Apoli Bertrand Kameni s’attache à démontrer qu’il existe bien une corrélation entre les innovations industrielles et technologiques dans les États industrialisés, les cours des minerais stratégiques et la violence armée en Afrique. Il tente d’esquisser une matrice des conflits africains, « dont les phases de tensions et les périodes d’accalmie dépendent des demandes internationales [en minerais] » (p. 148). Le croisement perpétuel des dynamiques globales et locales sont au coeur de ces logiques conflictuelles. Les États industrialisés, soucieux de sécuriser leurs approvisionnements en minerais vitaux pour « leurs industries de puissance» (militaire, électro-nucléaire, aéronautique, automobile, nouvelles technologies de l’information et de la communication [NTIC], technologies « vertes »), cherchent à s’appuyer sur des acteurs locaux pour accéder aux ressources. Sur le plan interne, ces derniers sont en compétition pour le contrôle de la rente issue de l’exploitation des ressources minières. Dans cette double logique, l’enchevêtrement des intérêts de chacun est générateur de tensions plus ou moins vives selon les cours des minerais stratégiques. Pour l’auteur, la nouvelle concurrence asiatique conduit ainsi à l’émergence d’une « logique de Fachoda » (p. 141) entre les puissances historiquement implantées et la Chine. À l’image de cet épisode historique symbole de la rivalité coloniale franco-britannique, les États situés sur la ligne Pretoria-N’Djamena (Afrique du Sud, Botswana, Zambie, République démocratique du Congo [RDC], République centrafricaine [RCA] et Tchad) sont « les plus soumis aux forces centrifuges antagoniques» (p. 97) et déstabilisatrices, exercées par la concurrence entre puissances extra-africaines.
L’analyse s’articule en deux parties, correspondant aux répercussions conflictuelles des deux évolutions technologiques majeures depuis la Seconde Guerre mondiale. Dans un premier temps, Apoli Bertrand Kameni examine les conséquences africaines de l’essor du nucléaire militaire, puis civil. Il met en exergue le lien de filiation entre les besoins en uranium des puissances occidentales dans le contexte de la guerre froide et le régime de l’apartheid en Afrique du Sud. Il démontre également que le développement de l’électro-nucléaire civil, après 1973, marque le point de départ du cycle de la violence politique au Niger. Enfin, il se penche sur la situation en RCA. «Contrairement au Niger où le conflit concerne l’uranium en production, en RCA l’affrontement porte sur l’opportunité même de l’ouverture de la mine [de Bakouma, qui contiendrait 700000 tonnes d’uranium] » (p. 89). Tandis que les régimes qui se succèdent à Bangui poussent pour une ouverture rapide, les puissances extra-africaines sont en concurrence pour «mettre la main sur le coffre» et «manœuvrent pour n’ouvrir la mine qu’au moment le plus économiquement opportun» (p. 89), étant donné les contraintes géographiques et environnementales du site.

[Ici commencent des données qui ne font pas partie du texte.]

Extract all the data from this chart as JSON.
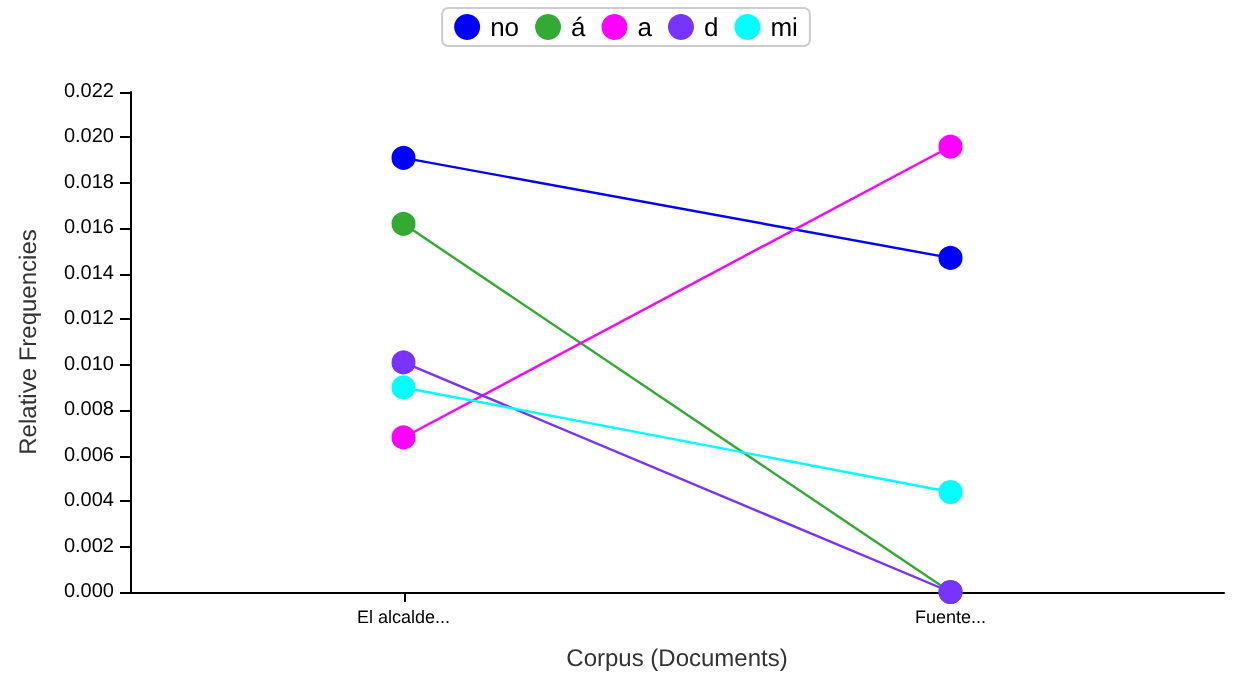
{
  "chart_data": {
    "type": "line",
    "xlabel": "Corpus (Documents)",
    "ylabel": "Relative Frequencies",
    "categories": [
      "El alcalde...",
      "Fuente..."
    ],
    "series": [
      {
        "name": "no",
        "color": "#0000ff",
        "values": [
          0.0191,
          0.0147
        ]
      },
      {
        "name": "á",
        "color": "#33aa33",
        "values": [
          0.0162,
          0
        ]
      },
      {
        "name": "a",
        "color": "#ff00ff",
        "values": [
          0.0068,
          0.0196
        ]
      },
      {
        "name": "d",
        "color": "#7733ff",
        "values": [
          0.0101,
          0
        ]
      },
      {
        "name": "mi",
        "color": "#00ffff",
        "values": [
          0.009,
          0.0044
        ]
      }
    ],
    "ylim": [
      0,
      0.022
    ],
    "yticks": [
      {
        "value": 0,
        "label": "0.000"
      },
      0.002,
      0.004,
      0.006,
      0.008,
      {
        "value": 0.01,
        "label": "0.010"
      },
      0.012,
      0.014,
      0.016,
      0.018,
      {
        "value": 0.02,
        "label": "0.020"
      },
      0.022
    ],
    "grid": false,
    "legend": "top",
    "marker": "circle",
    "line_style": "solid"
  }
}
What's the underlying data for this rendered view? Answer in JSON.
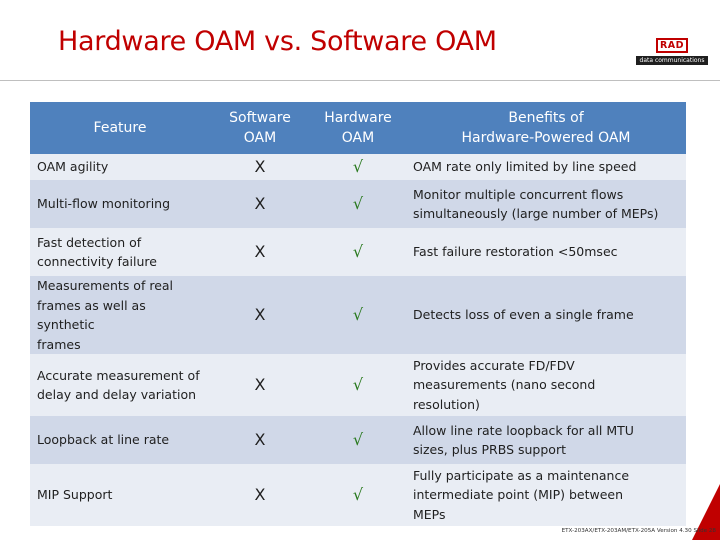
{
  "slide": {
    "title": "Hardware OAM vs. Software OAM",
    "logo_text": "RAD",
    "logo_tagline": "data communications",
    "footer": "ETX-203AX/ETX-203AM/ETX-205A Version 4.30 Slide 28"
  },
  "table": {
    "headers": {
      "feature": "Feature",
      "software": [
        "Software",
        "OAM"
      ],
      "hardware": [
        "Hardware",
        "OAM"
      ],
      "benefits": [
        "Benefits of",
        "Hardware-Powered OAM"
      ]
    },
    "rows": [
      {
        "feature": [
          "OAM agility"
        ],
        "software": "X",
        "hardware": "√",
        "benefit": [
          "OAM rate only limited by line speed"
        ]
      },
      {
        "feature": [
          "Multi-flow monitoring"
        ],
        "software": "X",
        "hardware": "√",
        "benefit": [
          "Monitor multiple concurrent flows",
          "simultaneously (large number of MEPs)"
        ]
      },
      {
        "feature": [
          "Fast detection of",
          "connectivity failure"
        ],
        "software": "X",
        "hardware": "√",
        "benefit": [
          "Fast failure restoration <50msec"
        ]
      },
      {
        "feature": [
          "Measurements of real",
          "frames as well as synthetic",
          "frames"
        ],
        "software": "X",
        "hardware": "√",
        "benefit": [
          "Detects loss of even a single frame"
        ]
      },
      {
        "feature": [
          "Accurate measurement of",
          "delay and delay variation"
        ],
        "software": "X",
        "hardware": "√",
        "benefit": [
          "Provides accurate FD/FDV",
          "measurements (nano second",
          "resolution)"
        ]
      },
      {
        "feature": [
          "Loopback at line rate"
        ],
        "software": "X",
        "hardware": "√",
        "benefit": [
          "Allow line rate loopback for all MTU",
          "sizes, plus PRBS support"
        ]
      },
      {
        "feature": [
          "MIP Support"
        ],
        "software": "X",
        "hardware": "√",
        "benefit": [
          "Fully participate as a maintenance",
          "intermediate point (MIP) between",
          "MEPs"
        ]
      }
    ]
  },
  "colors": {
    "title": "#c00000",
    "header_bg": "#4f81bd",
    "row_light": "#e9edf4",
    "row_dark": "#d0d8e8",
    "check": "#2a7a1f"
  }
}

Le second temps de la démonstration s’intéresse à l’impact de la révolution des NTIC et des technologies « vertes », consommatrices de nouveaux matériaux stratégiques. Les différents conflits qui ont ébranlé et qui continuent d’ébranler la RDC, constituent la trame de ce développement. Argent, coltan, cobalt, cuivre, germanium, cassitérite, or et platinoïdes sont ainsi autant de minéraux au cœur des conflits africains et de la compétition entre «États industriels rivaux».
Structurée autour d’études de cas, la démonstration avance, au risque de rester générale. Pourtant, c’est bien lorsque l’auteur livre les détails des soutiens matériels et financiers apportés par les acteurs extra-africains à leurs alliés locaux que l’analyse prend tout son sens et toute son épaisseur.